A grand jury returned an indictment yesterday charging Dr. Lesly Pompy, 57, of Monroe, Michigan with unlawful distribution of prescription drugs and health care fraud, United States Attorney Matthew Schneider announced today.
Schneider was joined in the announcement by Special Agent in Charge Timothy J. Plancon, U.S. Drug Enforcement Administration, Detroit Field Division and Special Agent in Charge Lamont Pugh III of the U.S. Department of Health and Human Services Office of Inspector General’s (HHS-OIG) Chicago Regional Office.
The 37-count Indictment charges that between 2012 and 2016, Dr. Pompy unlawfully distributed more than 4,221,892 dosage units of Schedule II controlled substances and over 6,196,642 total dosage units of all controlled substances outside the course of professional medical practice. During that time frame, he also submitted claims to Medicare, Medicaid and Blue Cross Blue Shield totaling approximately $16,856,683. The majority of these fraudulent claims were seeking reimbursement for the costs of office visits and other services that were not medically necessary and that Dr. Pompy never rendered.
“The damage that the proliferation of opioid distribution has done to our community, like many across the United States has been devastating,” stated United States Attorney Schneider. “It’s particularly disturbing when the distributor is a medical professional
DEA Special Agent in Charge Plancon stated, “This investigation was only possible because of the collaborative efforts of our federal and local law enforcement partners including but not limited to the Monroe Area Narcotics and Investigation Team. The indictment of Pompy reminds the citizens we serve that collectively we are ridding the community of crime one drug dealer at a time.”
Dr.

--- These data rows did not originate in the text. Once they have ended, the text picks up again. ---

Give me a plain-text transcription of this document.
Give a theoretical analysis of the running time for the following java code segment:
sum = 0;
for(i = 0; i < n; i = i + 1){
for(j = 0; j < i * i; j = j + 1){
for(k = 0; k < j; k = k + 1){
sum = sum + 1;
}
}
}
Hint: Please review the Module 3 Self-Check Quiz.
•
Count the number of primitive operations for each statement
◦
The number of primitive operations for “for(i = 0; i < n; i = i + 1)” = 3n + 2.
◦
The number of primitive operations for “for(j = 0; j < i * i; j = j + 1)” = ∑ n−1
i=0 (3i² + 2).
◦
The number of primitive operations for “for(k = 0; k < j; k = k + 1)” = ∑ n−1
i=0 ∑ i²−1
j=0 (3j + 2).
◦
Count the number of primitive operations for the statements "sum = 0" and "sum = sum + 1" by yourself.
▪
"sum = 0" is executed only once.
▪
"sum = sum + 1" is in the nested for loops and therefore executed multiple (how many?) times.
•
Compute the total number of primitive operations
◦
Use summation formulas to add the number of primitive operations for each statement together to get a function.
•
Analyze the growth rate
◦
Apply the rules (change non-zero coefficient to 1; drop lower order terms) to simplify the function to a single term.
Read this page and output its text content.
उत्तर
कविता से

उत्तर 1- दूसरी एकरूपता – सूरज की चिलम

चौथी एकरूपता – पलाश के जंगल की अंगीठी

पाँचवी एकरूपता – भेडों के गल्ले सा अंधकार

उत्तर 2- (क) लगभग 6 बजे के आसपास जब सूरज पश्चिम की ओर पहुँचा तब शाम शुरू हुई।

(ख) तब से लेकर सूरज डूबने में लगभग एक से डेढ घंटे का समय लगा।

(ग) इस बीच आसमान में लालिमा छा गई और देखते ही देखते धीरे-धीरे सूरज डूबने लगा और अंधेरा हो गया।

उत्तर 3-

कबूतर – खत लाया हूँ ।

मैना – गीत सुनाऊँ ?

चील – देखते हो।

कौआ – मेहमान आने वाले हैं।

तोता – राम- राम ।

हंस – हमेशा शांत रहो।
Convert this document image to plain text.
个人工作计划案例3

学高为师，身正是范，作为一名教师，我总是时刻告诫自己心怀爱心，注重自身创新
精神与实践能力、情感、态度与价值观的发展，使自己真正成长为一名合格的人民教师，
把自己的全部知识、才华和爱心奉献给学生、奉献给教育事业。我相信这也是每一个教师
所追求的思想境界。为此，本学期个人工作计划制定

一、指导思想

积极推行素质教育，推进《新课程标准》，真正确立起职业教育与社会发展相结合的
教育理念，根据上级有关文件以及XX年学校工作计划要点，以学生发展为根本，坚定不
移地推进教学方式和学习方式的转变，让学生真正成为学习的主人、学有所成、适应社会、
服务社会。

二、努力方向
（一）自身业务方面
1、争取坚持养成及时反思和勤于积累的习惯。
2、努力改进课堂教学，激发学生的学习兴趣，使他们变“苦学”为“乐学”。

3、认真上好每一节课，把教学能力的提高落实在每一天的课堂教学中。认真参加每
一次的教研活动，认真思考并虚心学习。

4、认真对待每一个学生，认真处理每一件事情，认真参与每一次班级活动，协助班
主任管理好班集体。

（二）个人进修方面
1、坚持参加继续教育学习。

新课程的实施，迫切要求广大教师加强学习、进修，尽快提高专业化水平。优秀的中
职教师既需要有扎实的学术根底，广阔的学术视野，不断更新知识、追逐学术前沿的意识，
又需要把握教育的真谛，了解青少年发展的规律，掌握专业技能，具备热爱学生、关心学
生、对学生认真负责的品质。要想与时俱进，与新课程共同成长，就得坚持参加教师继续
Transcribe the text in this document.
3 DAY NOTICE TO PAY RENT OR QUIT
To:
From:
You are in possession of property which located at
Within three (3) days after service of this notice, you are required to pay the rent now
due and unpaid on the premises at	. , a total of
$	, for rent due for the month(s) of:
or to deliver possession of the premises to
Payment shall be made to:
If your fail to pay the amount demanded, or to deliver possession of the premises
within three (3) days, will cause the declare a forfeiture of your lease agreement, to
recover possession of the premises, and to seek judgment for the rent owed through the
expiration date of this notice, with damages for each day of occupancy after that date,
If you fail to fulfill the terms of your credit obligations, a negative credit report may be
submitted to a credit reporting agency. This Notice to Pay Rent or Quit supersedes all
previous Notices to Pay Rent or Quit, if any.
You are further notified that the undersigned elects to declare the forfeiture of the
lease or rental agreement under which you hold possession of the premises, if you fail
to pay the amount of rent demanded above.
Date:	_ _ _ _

Pompy was arraigned this afternoon in federal court and was released on bond.
This case is being prosecuted by Assistant United States Attorney Brandy R. McMillion and Health Care Fraud Chief Wayne F. Pratt. McMillion serves as the Opioid Fraud Abuse and Detection Unit Prosecutor for the Eastern District of Michigan. This Department of Justice initiative uses data to target and prosecute individuals that are contributing to the nation’s opioid crisis. The Eastern District of Michigan is one of the twelve districts included in the Opioid Fraud Abuse and Detection Unit.
The case was investigated by the U.S. Drug Enforcement Administration and the U.S. Department of Health and Human Services, Office of Inspector General.
An indictment is only a charge and is not evidence of guilt. Each defendant is entitled to a fair trial in which it will be the government’s burden to prove guilt beyond a reasonable doubt.